La synthèse qui suit a été rédigée à partir des 19 fiches de lecture2. Près du tiers des textes abordent principalement la question du vieillissement et des conditions de vie. Leurs observations portent exclusivement sur les lesbiennes ou englobent lesbiennes et gais âgés. Leurs conclusions s'appuient tantôt sur des études empiriques, tantôt sur une recension des écrits enrichie de leurs expériences professionnelles en tant qu'intervenants (Adelman 1991; Auger 1992; Cruikshank 1991; Friend 1991; Humphreys et Quam 1998; Veilleux 1998). Nous avons également sélectionné des écrits qui tentent de cerner les besoins spécifiques à ce groupe d'âge en termes de services sociaux, de santé et résidentiels, et discutent des façon d'y répondre (Beeler et al. 1999; Cassidy et Willey 1991; Conolly 1996; Dorrell 1991; Hamburger 1997; Jacobs et al. 1999). Nous avons aussi retenu quelques textes jetant un regard critique sur le système de santé dans sa globalité à partir d'un point de vue féministe et lesbien en se basant sur des recherches faites auprès de lesbiennes de tout âge (Aronson 1998; Daley 1998; Peterson et Bricker- Jenkins 1996; Ramsay 1994). Plusieurs des problèmes relevés dans ces écrits s'appliquent mutadis mutandis à la cohorte des plus âgées. Enfin, trois textes traitent des attitudes des intervenant.e.s envers l'homosexualité et des relations entre ceux-ci et la clientèle lesbienne ou gaie (Harris et al. 1995; Metz 1997; Tiemann et al. 1997).

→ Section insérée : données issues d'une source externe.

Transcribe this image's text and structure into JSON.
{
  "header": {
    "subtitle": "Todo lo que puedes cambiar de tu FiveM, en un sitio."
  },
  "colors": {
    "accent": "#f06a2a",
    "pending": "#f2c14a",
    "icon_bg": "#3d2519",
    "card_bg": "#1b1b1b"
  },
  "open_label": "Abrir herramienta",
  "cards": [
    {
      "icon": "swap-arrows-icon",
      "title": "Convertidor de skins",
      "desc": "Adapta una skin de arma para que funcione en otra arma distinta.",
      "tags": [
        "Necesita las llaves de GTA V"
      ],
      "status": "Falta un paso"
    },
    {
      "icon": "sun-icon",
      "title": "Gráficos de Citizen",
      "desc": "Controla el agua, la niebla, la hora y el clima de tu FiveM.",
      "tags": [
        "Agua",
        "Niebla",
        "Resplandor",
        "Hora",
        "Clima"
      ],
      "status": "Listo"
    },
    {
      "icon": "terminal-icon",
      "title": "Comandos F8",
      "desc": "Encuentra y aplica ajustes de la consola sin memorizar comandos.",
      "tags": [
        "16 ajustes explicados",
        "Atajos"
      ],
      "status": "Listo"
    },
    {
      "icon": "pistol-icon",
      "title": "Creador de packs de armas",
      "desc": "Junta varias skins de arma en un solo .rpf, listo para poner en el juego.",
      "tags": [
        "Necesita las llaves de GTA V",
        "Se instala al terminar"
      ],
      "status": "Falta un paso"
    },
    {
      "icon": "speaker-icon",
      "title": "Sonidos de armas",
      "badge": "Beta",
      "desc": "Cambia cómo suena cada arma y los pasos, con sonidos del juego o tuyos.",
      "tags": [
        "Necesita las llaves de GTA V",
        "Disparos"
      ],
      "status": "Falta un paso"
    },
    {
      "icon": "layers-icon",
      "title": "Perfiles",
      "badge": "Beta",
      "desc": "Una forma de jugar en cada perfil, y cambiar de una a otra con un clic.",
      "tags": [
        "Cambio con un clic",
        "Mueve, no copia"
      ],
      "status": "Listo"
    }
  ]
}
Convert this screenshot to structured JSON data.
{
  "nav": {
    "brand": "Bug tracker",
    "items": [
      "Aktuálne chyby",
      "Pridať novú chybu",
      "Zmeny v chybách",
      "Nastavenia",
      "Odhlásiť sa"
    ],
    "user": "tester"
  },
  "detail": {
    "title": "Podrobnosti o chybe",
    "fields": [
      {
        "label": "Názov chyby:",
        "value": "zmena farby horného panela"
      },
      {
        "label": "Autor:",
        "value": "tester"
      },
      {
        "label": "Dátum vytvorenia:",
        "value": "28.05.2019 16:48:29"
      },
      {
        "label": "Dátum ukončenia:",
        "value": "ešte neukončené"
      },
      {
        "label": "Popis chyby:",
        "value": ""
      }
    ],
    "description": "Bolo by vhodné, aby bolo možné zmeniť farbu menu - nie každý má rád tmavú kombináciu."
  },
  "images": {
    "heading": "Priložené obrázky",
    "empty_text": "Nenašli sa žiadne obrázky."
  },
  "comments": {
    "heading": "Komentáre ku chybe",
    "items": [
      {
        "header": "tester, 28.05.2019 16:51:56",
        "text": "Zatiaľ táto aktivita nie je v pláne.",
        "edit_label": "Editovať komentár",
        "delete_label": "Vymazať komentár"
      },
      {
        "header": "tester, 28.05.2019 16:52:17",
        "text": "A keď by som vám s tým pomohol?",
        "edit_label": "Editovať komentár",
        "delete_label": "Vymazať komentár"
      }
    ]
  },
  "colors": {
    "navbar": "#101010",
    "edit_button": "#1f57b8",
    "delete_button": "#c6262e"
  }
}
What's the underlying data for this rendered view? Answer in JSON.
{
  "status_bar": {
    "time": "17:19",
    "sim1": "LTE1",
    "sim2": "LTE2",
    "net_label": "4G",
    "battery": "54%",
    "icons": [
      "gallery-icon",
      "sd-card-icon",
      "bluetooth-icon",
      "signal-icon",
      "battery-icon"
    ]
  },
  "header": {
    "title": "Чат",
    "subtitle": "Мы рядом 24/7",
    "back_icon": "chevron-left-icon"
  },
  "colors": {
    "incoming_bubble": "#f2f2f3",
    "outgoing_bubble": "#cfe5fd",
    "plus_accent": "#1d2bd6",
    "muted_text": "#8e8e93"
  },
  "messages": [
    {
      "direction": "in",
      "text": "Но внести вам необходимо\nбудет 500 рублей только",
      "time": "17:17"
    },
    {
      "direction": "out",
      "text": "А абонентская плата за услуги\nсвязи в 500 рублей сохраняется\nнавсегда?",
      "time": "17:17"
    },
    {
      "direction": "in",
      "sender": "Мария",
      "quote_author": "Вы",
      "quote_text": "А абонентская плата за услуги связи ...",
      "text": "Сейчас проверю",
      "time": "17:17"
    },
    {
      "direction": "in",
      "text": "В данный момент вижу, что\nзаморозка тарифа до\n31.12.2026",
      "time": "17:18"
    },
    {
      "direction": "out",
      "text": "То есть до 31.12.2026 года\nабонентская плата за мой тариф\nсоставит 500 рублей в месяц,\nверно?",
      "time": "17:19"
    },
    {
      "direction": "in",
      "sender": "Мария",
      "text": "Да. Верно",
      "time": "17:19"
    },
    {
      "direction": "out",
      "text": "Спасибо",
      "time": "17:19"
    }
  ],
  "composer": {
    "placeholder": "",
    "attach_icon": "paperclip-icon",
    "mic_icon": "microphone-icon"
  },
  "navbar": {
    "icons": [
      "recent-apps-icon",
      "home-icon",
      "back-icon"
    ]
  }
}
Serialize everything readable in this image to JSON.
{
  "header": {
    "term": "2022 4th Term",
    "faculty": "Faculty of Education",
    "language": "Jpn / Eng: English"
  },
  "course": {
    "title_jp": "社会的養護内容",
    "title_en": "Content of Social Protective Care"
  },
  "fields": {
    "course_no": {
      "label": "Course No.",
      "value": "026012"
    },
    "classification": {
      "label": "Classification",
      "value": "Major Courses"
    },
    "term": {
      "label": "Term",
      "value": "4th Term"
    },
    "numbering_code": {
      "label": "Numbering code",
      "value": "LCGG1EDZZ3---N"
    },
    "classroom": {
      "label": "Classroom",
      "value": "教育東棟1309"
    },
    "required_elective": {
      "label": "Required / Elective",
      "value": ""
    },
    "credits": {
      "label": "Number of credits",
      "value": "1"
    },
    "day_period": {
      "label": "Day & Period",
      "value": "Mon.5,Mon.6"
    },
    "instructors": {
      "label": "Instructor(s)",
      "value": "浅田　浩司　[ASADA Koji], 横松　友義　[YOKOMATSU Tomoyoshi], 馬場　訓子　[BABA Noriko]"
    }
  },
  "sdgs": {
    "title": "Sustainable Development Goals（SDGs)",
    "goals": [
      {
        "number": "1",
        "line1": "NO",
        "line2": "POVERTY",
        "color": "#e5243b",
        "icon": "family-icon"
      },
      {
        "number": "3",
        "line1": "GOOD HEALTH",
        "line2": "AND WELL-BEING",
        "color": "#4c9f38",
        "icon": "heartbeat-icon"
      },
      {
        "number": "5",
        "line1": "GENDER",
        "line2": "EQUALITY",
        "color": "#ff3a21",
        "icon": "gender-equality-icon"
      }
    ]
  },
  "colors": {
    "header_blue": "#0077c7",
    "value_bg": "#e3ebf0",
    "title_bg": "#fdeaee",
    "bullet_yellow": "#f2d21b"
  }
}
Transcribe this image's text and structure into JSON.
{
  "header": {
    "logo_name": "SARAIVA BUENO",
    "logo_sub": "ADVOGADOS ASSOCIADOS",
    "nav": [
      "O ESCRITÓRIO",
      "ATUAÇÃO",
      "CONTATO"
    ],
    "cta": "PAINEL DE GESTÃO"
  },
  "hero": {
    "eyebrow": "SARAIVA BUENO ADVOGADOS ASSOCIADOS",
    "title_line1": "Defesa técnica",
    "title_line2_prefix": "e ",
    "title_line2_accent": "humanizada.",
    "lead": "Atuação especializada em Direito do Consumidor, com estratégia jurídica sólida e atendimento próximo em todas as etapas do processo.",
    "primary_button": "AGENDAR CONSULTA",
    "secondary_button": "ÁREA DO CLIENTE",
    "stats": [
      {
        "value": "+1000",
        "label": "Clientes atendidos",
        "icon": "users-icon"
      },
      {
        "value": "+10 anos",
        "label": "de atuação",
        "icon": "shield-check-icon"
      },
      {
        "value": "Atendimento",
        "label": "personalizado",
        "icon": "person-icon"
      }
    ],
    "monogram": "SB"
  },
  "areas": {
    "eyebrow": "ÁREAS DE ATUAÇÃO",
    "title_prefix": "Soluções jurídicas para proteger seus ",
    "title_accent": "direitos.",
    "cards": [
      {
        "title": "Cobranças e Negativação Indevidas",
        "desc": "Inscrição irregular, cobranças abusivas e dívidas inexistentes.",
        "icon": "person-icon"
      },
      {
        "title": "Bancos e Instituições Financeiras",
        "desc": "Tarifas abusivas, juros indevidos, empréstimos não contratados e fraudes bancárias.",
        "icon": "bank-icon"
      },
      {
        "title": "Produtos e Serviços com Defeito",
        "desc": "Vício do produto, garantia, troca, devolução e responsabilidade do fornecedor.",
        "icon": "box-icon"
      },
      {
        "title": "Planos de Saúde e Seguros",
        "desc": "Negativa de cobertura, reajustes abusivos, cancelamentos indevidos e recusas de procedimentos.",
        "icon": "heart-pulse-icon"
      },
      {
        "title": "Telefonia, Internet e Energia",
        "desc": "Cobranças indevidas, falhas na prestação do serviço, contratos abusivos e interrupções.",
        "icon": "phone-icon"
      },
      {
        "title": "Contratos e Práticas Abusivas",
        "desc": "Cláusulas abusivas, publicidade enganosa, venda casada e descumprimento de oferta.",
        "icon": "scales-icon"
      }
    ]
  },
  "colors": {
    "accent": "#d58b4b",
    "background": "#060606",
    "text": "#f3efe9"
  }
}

1 Selon le cas, les études incluent dans cette catégorie des lesbiennes dont l'âge est supérieur à 45, 50, 60 ou 65 ans. Plusieurs chercheur. e. s signalent la difficulté de rejoindre des lesbiennes de plus de 70 ans, lesquelles sont donc sous-représentées dans les échantillons obtenus. Les écrits plus récents tendent à différencier les lesbiennes au mi-temps de la vie (« midlife lesbians ») et les plus âgées. L'allongement de l'espérance de vie a amené les chercheur.e.s en gérontologie à raffiner la catégorie des personnes âgées en distinguant des phases dans le processus de vieillissement, par exemple en parlant de troisième et de quatrième âge. De telles distinctions s'imposent lorsqu'il est question des besoins en services sociaux et de santé liés à l'avancée en âge.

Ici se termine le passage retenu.